Credit Where It’s Due – why the Government would be wrong to ditch tax credits

Today the Prime Minister will give a speech justifying a further reduction in the real value of tax credits. The reasoning behind some of the arguments being used by the Prime Minister, and other senior ministers, is so flawed it either suggests that they don’t understand the tax and benefit system or have simply copy and pasted a press release on a different subject.

The Employment Minister Priti Patel has suggested that cutting a policy that supports people into work is a good way to lift people out of poverty. The Prime Minister has suggested that some of the most well targeted tax and social security measures should be cut because they’re not well targeted enough, whilst ignoring the parts of tax and spending which couldn’t hit a cow’s behind with a banjo

The Employment Minister was quoted this morning saying that the Prime Minister’s speech on cutting tax credits “is about reforming welfare so that we have the right employment opportunities, we invest in people, we get them off benefits, which will battle the culture of welfare dependency that trap people into poverty, into deprivation.”

This is bizarre as a description of tax credits when the evidence is crystal clear that they have supported people back into work. Much of the government’s previous rhetoric about “welfare dependency” that traps people in poverty centred on the idea that levels of social security were so high that people were no better off in work than out of work. As anyone who understands tax credits will know, they help solve that problem by making people in low paid work better off in work than if they were unemployed. Unless the Employment Minister thinks the best way out of poverty is to not be in employment, it is hard to see how the above quote can be an accurate description of cutting tax credits.

In his speech David Cameron is expected to criticise a tax credit “merry-go-round”. “People working on the minimum wage having that money taxed by the government and then the government giving them the money back, and more, in welfare.”

This may well seem like an odd system if that is how it’s described to you, but if you look closer at the policies he is advocating his criticism looks perverse. Cameron is advocating that it would make more sense than the current system of tax credits and income tax to raise the income tax threshold for people on low incomes and cut tax credits.
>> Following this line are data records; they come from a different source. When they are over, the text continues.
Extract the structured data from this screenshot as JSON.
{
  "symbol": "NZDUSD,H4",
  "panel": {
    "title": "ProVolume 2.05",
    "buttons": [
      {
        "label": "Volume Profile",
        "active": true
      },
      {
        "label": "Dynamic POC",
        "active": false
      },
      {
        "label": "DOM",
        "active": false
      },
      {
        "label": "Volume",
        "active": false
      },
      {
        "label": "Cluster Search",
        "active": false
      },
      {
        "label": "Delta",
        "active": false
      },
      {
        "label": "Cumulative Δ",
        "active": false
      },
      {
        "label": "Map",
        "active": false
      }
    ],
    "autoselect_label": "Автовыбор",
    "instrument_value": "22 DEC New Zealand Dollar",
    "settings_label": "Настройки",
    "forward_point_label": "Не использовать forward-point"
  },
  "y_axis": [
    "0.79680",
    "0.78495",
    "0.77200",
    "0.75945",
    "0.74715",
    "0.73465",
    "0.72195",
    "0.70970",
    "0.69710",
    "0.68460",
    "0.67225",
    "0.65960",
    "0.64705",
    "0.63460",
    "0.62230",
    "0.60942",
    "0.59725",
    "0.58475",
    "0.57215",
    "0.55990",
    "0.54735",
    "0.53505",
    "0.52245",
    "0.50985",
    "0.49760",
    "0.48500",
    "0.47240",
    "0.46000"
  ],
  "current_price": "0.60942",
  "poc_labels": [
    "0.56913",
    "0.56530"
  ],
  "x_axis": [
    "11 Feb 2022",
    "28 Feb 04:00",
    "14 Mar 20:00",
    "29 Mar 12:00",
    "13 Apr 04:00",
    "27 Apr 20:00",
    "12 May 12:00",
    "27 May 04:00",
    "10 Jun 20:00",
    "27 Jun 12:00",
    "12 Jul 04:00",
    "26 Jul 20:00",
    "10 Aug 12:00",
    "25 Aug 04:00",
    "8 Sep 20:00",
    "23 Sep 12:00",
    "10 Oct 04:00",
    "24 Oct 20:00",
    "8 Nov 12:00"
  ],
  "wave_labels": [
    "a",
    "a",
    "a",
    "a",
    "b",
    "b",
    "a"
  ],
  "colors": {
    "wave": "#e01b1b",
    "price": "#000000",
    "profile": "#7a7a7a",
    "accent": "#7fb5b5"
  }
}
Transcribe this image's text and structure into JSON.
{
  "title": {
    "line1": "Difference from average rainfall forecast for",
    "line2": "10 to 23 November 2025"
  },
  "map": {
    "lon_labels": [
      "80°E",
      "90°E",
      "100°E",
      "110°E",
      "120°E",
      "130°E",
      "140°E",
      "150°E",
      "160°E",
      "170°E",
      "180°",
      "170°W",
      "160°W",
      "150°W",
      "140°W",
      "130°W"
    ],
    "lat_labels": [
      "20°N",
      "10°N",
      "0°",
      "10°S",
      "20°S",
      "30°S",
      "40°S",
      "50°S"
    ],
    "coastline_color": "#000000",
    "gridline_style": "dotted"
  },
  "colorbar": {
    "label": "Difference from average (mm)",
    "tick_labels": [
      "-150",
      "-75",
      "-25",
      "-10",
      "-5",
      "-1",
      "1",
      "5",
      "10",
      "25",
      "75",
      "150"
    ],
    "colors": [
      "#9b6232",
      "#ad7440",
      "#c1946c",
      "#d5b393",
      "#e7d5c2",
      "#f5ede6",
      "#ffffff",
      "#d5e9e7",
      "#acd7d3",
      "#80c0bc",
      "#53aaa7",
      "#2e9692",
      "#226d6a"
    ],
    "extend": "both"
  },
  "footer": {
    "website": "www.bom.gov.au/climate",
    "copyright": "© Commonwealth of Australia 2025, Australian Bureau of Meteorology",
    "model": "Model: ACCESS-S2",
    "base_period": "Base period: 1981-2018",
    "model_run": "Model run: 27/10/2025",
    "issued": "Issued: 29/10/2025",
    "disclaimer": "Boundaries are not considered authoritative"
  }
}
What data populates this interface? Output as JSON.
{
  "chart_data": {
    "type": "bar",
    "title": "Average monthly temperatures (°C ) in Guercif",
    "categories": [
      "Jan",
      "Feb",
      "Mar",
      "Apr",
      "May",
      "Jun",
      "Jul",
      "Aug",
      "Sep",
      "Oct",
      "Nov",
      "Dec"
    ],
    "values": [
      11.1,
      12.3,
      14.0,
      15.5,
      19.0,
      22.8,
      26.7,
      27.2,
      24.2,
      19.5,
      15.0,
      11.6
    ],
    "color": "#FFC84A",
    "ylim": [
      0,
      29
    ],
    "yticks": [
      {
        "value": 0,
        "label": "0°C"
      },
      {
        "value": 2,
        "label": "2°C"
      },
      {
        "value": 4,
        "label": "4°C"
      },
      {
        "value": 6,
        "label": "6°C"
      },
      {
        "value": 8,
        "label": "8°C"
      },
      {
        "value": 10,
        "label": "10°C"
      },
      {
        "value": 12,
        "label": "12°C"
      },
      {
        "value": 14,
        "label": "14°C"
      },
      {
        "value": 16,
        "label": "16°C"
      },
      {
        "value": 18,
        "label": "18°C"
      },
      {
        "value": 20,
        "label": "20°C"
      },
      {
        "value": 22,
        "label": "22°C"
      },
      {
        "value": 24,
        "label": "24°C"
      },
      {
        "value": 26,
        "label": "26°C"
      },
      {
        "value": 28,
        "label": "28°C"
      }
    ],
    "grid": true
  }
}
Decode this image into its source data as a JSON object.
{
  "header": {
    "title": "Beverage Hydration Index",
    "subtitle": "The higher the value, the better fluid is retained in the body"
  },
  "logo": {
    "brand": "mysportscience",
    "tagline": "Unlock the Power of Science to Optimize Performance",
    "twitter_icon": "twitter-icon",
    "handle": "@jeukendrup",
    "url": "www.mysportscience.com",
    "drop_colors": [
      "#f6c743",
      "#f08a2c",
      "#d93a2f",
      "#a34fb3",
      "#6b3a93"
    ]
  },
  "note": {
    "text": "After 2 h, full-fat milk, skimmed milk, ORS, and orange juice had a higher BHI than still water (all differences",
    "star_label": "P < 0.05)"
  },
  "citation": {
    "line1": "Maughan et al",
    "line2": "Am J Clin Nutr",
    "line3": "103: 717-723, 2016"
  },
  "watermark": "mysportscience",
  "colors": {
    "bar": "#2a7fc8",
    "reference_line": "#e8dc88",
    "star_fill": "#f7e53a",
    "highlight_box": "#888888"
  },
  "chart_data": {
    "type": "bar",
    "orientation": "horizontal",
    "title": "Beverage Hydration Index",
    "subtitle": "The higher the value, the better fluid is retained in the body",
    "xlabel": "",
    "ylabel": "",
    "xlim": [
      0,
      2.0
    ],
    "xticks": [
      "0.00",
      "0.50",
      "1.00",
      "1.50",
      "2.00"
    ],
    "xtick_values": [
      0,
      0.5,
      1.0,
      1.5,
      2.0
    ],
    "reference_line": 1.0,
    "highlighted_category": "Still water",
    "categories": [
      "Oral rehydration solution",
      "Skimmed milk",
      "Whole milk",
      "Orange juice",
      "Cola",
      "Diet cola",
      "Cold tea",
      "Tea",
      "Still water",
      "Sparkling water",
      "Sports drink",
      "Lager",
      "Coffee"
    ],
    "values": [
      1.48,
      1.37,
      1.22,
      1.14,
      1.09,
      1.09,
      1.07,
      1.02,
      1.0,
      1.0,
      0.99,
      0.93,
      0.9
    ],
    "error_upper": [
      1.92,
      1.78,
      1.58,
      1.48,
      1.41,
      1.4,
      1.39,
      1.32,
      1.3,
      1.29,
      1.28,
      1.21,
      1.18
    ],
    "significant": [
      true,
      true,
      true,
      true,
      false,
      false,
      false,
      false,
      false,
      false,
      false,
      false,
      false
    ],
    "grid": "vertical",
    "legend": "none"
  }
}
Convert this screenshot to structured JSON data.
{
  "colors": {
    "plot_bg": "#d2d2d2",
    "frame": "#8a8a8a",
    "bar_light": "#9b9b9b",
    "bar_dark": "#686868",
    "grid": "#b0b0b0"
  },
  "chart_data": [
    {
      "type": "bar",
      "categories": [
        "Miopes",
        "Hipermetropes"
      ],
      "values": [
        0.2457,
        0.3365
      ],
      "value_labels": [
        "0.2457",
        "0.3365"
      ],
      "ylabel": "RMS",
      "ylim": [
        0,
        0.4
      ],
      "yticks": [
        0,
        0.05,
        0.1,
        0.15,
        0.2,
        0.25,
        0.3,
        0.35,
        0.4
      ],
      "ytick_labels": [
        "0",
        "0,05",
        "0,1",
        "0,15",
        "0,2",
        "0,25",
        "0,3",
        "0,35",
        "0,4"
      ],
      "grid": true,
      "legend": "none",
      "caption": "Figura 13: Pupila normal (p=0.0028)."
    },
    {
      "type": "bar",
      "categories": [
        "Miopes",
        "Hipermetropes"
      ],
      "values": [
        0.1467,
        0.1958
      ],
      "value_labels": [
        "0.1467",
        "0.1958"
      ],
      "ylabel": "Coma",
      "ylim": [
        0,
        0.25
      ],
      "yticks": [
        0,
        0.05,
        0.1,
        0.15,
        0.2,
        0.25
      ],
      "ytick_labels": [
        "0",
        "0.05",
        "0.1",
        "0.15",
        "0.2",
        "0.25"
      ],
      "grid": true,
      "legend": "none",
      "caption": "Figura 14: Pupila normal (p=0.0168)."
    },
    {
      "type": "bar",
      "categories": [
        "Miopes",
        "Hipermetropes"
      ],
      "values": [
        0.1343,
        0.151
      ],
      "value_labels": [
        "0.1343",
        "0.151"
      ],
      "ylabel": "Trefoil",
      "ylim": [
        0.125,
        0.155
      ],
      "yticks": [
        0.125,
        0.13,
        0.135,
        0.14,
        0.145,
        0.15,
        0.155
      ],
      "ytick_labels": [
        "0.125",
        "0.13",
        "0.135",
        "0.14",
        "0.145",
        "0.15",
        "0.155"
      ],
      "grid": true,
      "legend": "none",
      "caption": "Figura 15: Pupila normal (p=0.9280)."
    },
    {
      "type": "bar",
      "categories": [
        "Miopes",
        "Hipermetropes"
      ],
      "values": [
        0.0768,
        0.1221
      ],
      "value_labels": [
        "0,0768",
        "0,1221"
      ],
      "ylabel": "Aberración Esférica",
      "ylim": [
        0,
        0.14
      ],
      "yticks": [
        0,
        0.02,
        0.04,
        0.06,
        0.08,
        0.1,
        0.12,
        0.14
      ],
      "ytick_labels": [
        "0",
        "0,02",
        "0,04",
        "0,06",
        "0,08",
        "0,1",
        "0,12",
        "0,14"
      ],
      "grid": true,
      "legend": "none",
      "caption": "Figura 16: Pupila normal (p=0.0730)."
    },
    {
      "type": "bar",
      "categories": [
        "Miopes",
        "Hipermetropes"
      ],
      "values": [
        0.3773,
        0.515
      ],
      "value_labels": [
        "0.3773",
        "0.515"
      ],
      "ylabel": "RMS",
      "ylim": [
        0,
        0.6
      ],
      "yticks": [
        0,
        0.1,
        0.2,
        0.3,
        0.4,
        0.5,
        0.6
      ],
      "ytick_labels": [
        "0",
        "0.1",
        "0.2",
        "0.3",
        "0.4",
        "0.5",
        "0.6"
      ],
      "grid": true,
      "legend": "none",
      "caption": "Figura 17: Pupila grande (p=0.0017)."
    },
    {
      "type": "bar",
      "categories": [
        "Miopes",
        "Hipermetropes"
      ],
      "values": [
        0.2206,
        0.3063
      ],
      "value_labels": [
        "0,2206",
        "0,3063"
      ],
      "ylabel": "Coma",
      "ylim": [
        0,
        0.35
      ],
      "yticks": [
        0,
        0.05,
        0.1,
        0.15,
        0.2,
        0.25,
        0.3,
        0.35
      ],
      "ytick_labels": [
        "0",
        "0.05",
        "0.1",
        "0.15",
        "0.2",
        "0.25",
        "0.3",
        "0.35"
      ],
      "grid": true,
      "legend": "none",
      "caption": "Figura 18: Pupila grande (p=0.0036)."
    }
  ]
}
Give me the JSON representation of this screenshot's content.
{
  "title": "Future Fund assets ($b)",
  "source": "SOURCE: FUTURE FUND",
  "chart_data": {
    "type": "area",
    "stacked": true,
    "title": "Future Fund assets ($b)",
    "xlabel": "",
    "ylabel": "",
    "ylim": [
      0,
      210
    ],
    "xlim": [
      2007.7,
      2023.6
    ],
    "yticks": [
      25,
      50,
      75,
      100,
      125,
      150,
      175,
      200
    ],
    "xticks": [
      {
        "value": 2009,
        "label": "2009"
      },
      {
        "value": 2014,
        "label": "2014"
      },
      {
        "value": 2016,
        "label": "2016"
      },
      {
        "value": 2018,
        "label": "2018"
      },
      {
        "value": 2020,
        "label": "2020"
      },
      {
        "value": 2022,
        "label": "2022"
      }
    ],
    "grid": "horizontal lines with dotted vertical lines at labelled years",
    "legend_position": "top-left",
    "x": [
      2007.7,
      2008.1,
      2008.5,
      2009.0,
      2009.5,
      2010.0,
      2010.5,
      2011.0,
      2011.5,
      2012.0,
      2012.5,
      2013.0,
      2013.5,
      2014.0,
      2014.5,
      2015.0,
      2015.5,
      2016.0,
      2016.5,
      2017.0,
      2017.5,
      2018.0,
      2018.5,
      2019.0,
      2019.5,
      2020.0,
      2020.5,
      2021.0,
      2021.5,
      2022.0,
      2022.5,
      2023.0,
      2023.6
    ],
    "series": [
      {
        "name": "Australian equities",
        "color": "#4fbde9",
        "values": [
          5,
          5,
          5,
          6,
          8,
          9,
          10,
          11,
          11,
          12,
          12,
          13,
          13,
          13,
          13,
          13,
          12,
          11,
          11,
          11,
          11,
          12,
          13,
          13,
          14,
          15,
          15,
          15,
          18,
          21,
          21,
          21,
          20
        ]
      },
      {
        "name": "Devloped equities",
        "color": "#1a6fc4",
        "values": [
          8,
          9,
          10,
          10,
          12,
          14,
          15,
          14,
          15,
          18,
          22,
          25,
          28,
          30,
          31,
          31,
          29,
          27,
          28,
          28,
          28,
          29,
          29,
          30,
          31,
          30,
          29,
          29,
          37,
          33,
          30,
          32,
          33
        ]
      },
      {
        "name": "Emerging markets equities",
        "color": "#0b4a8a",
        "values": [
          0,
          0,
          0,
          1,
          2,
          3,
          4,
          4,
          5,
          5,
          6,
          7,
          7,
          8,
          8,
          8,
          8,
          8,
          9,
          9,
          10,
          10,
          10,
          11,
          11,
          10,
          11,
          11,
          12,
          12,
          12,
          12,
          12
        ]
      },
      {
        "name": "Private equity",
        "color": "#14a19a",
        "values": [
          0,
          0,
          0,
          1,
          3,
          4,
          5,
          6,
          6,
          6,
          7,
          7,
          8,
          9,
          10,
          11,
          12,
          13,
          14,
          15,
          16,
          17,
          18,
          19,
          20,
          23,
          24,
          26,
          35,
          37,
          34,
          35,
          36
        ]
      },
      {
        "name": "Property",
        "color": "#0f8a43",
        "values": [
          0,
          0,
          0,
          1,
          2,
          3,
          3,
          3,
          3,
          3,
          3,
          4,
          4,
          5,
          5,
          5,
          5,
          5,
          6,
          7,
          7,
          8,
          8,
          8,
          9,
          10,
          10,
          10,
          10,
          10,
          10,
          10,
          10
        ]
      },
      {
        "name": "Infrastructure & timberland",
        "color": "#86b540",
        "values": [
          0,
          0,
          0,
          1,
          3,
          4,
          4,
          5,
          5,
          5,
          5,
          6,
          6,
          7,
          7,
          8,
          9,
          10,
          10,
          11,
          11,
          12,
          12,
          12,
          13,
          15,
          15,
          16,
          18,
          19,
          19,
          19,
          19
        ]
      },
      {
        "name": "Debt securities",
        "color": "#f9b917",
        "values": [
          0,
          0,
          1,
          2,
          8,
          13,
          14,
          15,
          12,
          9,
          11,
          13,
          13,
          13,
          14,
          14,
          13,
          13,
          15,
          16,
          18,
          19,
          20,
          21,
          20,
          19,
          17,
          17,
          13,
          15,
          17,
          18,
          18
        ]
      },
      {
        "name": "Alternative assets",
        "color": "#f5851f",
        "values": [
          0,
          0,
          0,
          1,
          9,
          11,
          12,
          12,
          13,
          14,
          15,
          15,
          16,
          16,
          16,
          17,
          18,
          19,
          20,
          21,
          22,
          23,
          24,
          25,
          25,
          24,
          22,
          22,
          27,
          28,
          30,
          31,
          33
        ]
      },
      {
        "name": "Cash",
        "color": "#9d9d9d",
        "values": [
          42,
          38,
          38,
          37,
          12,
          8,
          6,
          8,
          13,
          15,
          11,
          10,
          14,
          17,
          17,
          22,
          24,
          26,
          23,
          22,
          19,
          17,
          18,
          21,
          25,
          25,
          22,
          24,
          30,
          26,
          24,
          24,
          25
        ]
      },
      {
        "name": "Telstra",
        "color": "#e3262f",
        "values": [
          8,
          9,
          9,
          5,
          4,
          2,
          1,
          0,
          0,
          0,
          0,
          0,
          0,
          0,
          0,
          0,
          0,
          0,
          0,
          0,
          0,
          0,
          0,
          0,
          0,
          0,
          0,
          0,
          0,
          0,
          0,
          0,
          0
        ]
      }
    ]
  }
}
The problem with this is that the groups of people who would be affected by these two policy measures barely overlap. Many of those receiving tax credits will not benefit from this rise in the personal allowance and most of those who benefit from a rise in the personal allowance will not be receiving tax credits. Raising the personal allowance for income tax will be a tax cut for many of the richest people in the country. Households in the richest 10% will benefit more than those in the poorest 10%. Meanwhile, cutting tax credits will overwhelmingly hit the poorest 30%.

People on low incomes are taxed heavily but this is not through income tax, it’s through indirect taxes like Council Tax and VAT which represent a far larger share of their income than income tax. If the Prime Minister were concerned about taxing people on low incomes then he should be talking about these taxes or any of the other regressive taxes which overwhelmingly hit those with the least. At the same time the government is providing large subsidies to people on high incomes, for example through the transport system. If he were concerned about giving out large amounts of government money to people who pay tax (although less a proportion of their income than people on low incomes) then perhaps he should be reducing these handouts for the well off.

Talking about cutting income tax for some of the richest households in the country (one of the most progressive taxes) and cutting tax credits (which redistribute only to the poorest and incentivise work) as a way to stop inefficient redistribution is inexplicable whilst  also leaving regressive taxes untouched and continuing to subsidise those at the top.